カーティス・メイフィールドは、70年代前半において、神懸り的に何枚もの名盤を生み出したが、中でもソロ名義第1弾、1970年の『Curtis』は飛び抜けている。
実際、その後の『Superfly』や『There's No Place Like America Today』等も、この時代のソウル・ミュージックを代表するような、かなり凄い内容のアルバムである。
が、やはり1枚選べとなると『Curtis』に敵うアルバムはない。
特に、2「The Other Side Of Town」から3「The Makings Of You」、4「We The People Who Are Darker Than Blue」と続く3曲は、ソウル・ミュージックという範疇を完全に超えている。
スティーヴィー・ワンダーなら、僕は『Music Of My Mind』。
一般的には、この『Music Of My Mind』の後の3枚(『Talking Book』〜『Fulfillingness' First Finale』)や76年の『Songs In The Key Of Life』辺りが有名で人気もある。

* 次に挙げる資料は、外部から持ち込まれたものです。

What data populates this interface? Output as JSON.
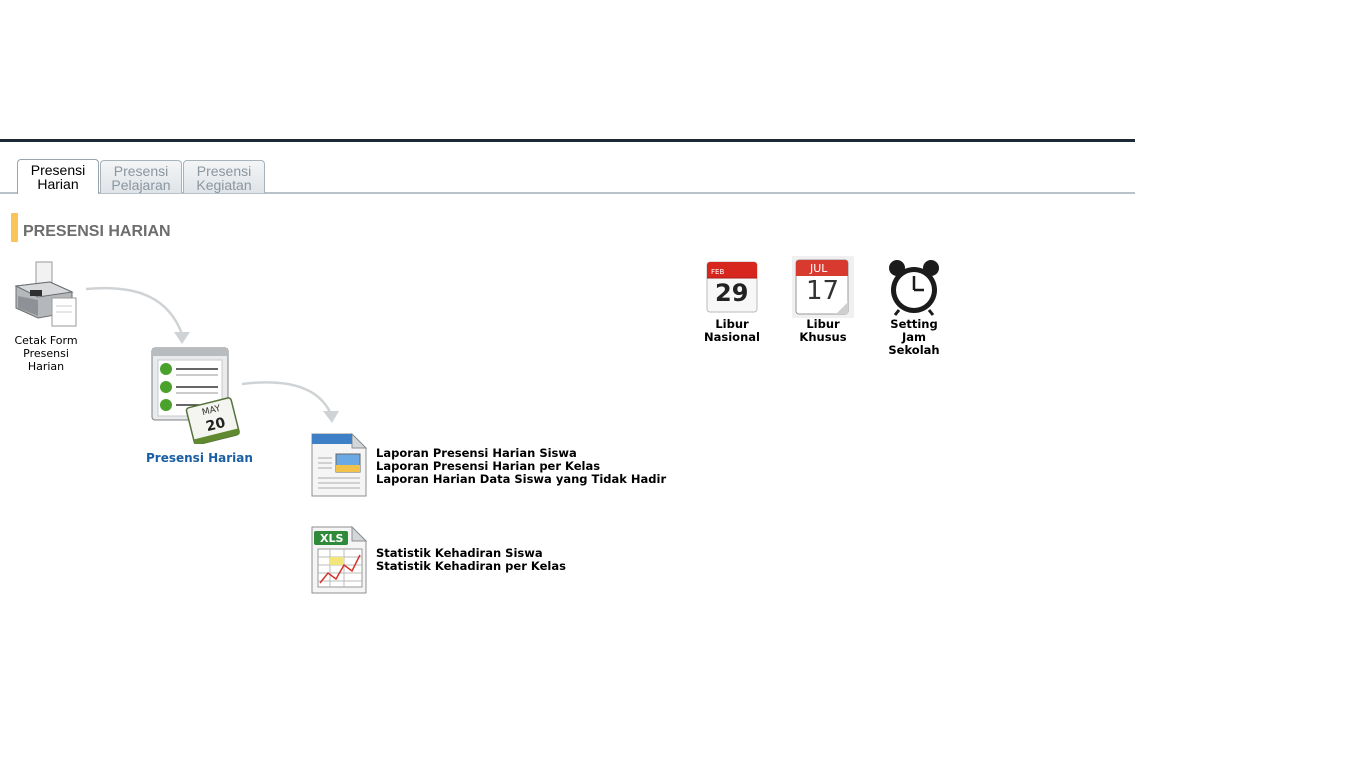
{
  "tabs": [
    {
      "line1": "Presensi",
      "line2": "Harian",
      "active": true
    },
    {
      "line1": "Presensi",
      "line2": "Pelajaran",
      "active": false
    },
    {
      "line1": "Presensi",
      "line2": "Kegiatan",
      "active": false
    }
  ],
  "section": {
    "title": "PRESENSI HARIAN"
  },
  "flow": {
    "print_form": {
      "line1": "Cetak Form",
      "line2": "Presensi Harian"
    },
    "daily_attendance": {
      "label": "Presensi Harian",
      "calendar_month": "MAY",
      "calendar_day": "20"
    }
  },
  "reports": {
    "items": [
      "Laporan Presensi Harian Siswa",
      "Laporan Presensi Harian per Kelas",
      "Laporan Harian Data Siswa yang Tidak Hadir"
    ]
  },
  "statistics": {
    "icon_label": "XLS",
    "items": [
      "Statistik Kehadiran Siswa",
      "Statistik Kehadiran per Kelas"
    ]
  },
  "settings": {
    "national_holiday": {
      "line1": "Libur",
      "line2": "Nasional",
      "cal_month": "FEB",
      "cal_day": "29"
    },
    "special_holiday": {
      "line1": "Libur",
      "line2": "Khusus",
      "cal_month": "JUL",
      "cal_day": "17"
    },
    "school_hours": {
      "line1": "Setting",
      "line2": "Jam",
      "line3": "Sekolah"
    }
  },
  "colors": {
    "accent": "#f9c45a",
    "link_blue": "#1a5fa6",
    "header_dark": "#1d2a35"
  }
}
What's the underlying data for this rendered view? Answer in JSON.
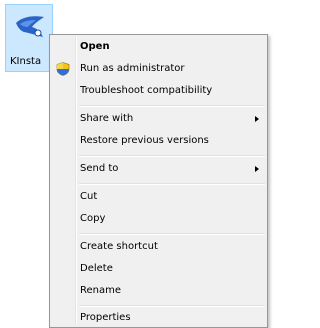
{
  "desktop": {
    "file": {
      "label": "KInsta",
      "icon": "kinsta-app-icon"
    }
  },
  "context_menu": {
    "items": [
      {
        "label": "Open",
        "bold": true
      },
      {
        "label": "Run as administrator",
        "icon": "uac-shield-icon"
      },
      {
        "label": "Troubleshoot compatibility"
      },
      {
        "label": "Share with",
        "submenu": true
      },
      {
        "label": "Restore previous versions"
      },
      {
        "label": "Send to",
        "submenu": true
      },
      {
        "label": "Cut"
      },
      {
        "label": "Copy"
      },
      {
        "label": "Create shortcut"
      },
      {
        "label": "Delete"
      },
      {
        "label": "Rename"
      },
      {
        "label": "Properties"
      }
    ]
  },
  "colors": {
    "selection_bg": "#cce8ff",
    "menu_bg": "#f0f0f0",
    "icon_blue": "#2a64c8"
  }
}
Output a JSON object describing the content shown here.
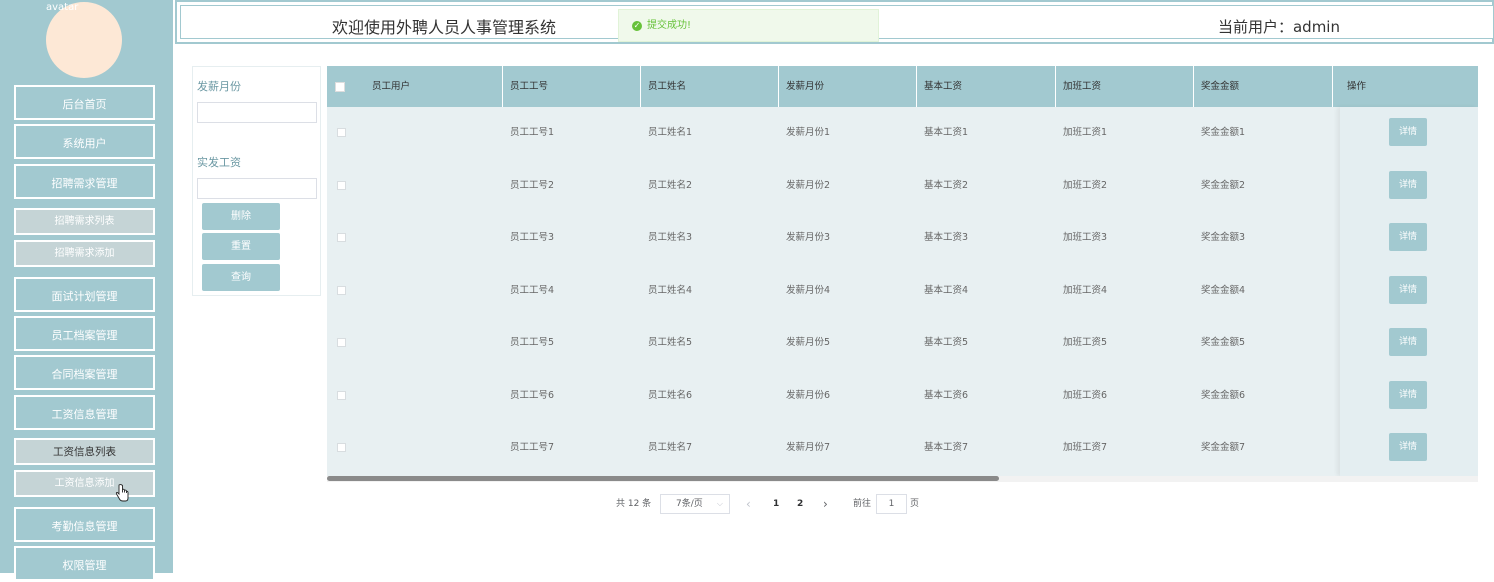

確かにそれらも充実した内容のアルバムである。
まあなんでしょう。この人の場合、どの時代も変態的に凄くて、楽曲はいつの時代も素晴らし過ぎるものを作っているので、70年代前半に絞って語る必要もないのですが、でも音と演奏が一番良いのはこの頃なんですよ。
そこは間違いないので、続けますね。
74年の『Fulfillingness' First Finale』あたりになると、サウンドもしっとりとしてきて、音も上手くまとまってきているんだけど、この『Music Of My Mind』は生々しさや粗さが違う。
若さ故の熱が音で感じられる作品なのです。
そして、2「Superwoman」の出来が半端じゃない。この曲は、二部構成になっており、前半も後半もそれぞれで完全に独自の世界を作り上げている。すごく気持ちよくてポップなんだけど、そこら辺のポップスとは全然違う。これはこの人にしか作れなかった。そう思わざるを得ない出来なわけです。
これを、21歳で発表しちゃったわけですからね。
それは天才と呼ばれるわけだ。
僕の好みを言えば、このアルバムでも、元気でファンキーなセブンス系の「Love Having You Around」や「Keep On Running」などはそんなに興味がなかったりする。
「Superwoman」もそうだけど、「Seems So Long」や「Happier Than The Morning Sun」、「I Love Every Little Thing About You」など、ポップでメロディーがきれいな曲の方が好きなのだ。
繰り返しになるけど、70年代以降のスティーヴィー・ワンダーのアルバムはどれも凄いので、気に入った人は調べてどんどん聴いていってもらいたい。
マーヴィン・ゲイは、どれか1枚となるとちょっと迷う。
『What’s Going On』(1971年)と『Let’s Get It On』(1973年)、『I Want You』(1976年)。この3枚はどれも甲乙付け難い出来。
有名度で言ったら、それはもう『What’s Going On』の圧勝なんだけど、これは、歌詞の内容や作られ方が画期的だったという理由で評価されている向きもあり、音だけを聴くならば、『I Want You』の方が何度も聴いてしまうような深みがある気がする。
と言いつつ、僕、『What’s Going On』も気持ちよく聴いているんですけどね。
この際、『Let’s Get It On』含め、どれも凄いアルバムだと言い切ってしまったほうがいいかな。
いや、でもせっかくこういう機会なので、無理にでも1枚選んでおきます。
というわけで、76年の『I Want You』ですね。
「76年って、70年代の前半じゃないじゃん」とか細かいことは言わないでくださいね。